La teoria del tutto è riassunta nel cinema: il tempo.
Proprio il tempo scandisce una serie di fotogrammi senza sosta che si susseguono nello sguardo dolce e delicato di Stephen William Hawking, superbo Eddie Redmayne.
L’anima di Redmayne prende vita in un uomo che sogna di volare nello spazio infinito del tempo ma addirittura portarlo indietro, per vivere.
Felicity Jones accompagna quell’uomo che dovrà spiccare il volo proprio da quella “sedia parlante”: Jane Wilde, la signora Hawking è il ritratto dell’amore con le sue sfumature, ma di carattere rosso intenso.
James Marsh ha capito come posizionarsi con la camera: attraverso i tocchi, le emozioni, lo sguardo.
Lo sguardo deve essere fondamentale in questo quadro: attraverso lo sguardo, Hawking prende vita.

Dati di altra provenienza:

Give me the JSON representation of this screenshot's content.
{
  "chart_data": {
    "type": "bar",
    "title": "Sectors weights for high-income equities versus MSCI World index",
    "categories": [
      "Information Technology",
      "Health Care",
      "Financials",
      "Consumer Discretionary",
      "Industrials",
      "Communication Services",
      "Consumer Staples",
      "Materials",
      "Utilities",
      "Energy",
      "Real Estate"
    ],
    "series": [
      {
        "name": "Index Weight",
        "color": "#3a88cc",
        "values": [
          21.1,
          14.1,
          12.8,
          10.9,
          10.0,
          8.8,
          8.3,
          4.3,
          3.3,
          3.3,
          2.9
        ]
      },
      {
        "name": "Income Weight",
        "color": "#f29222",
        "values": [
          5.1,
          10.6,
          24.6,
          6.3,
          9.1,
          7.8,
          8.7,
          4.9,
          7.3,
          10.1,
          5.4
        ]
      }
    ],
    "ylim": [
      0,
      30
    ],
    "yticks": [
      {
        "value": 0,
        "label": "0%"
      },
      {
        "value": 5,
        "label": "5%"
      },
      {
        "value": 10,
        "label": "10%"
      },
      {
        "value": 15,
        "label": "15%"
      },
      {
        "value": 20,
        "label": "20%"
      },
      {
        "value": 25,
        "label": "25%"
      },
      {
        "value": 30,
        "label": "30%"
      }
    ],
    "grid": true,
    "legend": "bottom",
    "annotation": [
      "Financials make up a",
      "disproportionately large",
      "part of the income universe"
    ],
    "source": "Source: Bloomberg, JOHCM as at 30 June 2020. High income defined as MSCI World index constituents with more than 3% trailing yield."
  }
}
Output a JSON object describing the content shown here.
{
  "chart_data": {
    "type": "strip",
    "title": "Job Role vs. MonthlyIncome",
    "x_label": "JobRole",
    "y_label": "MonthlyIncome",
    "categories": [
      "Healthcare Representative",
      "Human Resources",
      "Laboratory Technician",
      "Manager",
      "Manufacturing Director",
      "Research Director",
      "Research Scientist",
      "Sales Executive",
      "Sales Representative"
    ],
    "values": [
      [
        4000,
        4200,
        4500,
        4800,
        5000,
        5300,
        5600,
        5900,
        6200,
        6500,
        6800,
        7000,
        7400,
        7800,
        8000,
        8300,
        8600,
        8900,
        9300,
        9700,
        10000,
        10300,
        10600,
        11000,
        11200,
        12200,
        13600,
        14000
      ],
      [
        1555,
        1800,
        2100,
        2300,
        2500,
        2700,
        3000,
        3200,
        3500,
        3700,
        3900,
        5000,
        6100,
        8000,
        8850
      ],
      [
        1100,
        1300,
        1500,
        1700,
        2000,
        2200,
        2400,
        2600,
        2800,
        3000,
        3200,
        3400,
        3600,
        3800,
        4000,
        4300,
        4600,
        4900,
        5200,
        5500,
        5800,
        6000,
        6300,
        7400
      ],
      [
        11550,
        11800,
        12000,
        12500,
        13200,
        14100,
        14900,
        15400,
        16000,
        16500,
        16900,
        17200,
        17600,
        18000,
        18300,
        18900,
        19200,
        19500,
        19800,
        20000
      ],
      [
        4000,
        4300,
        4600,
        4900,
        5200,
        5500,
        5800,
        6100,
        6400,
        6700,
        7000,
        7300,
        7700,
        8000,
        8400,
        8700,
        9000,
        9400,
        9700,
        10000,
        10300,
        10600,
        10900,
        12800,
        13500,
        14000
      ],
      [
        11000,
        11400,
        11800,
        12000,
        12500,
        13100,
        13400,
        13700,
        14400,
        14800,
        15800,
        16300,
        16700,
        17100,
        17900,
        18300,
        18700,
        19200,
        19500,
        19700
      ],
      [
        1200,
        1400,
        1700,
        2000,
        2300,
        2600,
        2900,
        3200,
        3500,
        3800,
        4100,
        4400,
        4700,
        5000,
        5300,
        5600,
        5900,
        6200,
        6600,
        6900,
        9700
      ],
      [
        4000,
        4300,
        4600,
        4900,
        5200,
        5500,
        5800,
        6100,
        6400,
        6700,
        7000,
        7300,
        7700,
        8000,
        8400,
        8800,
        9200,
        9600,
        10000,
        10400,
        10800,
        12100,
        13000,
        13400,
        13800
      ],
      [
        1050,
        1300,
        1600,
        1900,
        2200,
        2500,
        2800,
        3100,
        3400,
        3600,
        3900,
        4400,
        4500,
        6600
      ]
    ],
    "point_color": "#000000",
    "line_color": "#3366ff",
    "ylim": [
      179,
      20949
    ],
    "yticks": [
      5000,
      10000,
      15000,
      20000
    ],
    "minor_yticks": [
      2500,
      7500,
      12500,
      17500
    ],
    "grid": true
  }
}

La Teoria del Tutto, è un’equazione biografica ben risolta.
Il cinema non ha confini, e questo cinema, questo racconto ci fa capire quante volte nella vita si nasca e si muoia come una stella, ma che si rinasca come essere umano privo di ogni risposta, ma pieno nella consapevolezza di creare sempre.
Jóhann Jóhannsson ha orchestrato il tutto con la Teoria della Musica: archi, violini, e tutto ciò che può condurre ad un Valzer, e quindi ad un abbraccio. Ma anche ballate, sospiri, e delicate armonie, convergono nella speranza.
La sospensione del dialoghi, mai troppi, mai banali. Un ritmo e un procedere soffuso, che non stanca.
L’amore per la musica, per la vita, la determinazione a non mollare e a contare sulle proprie forze, con il coraggio di dire “grazie” e di chiedere “aiuto”.
Ci sono tutti gli elementi per rappresentare la vita di un sorriso su un evidente stato d’impossibilità fisica, ma mai mentale, sempre di cuore.
La non accettazione umana iniziale, ma stato superiore dopo, in quello spazio-cinema chiamato tempo.
Finché c’è vita, c’è speranza. Finché c’è tempo, c’è cinema.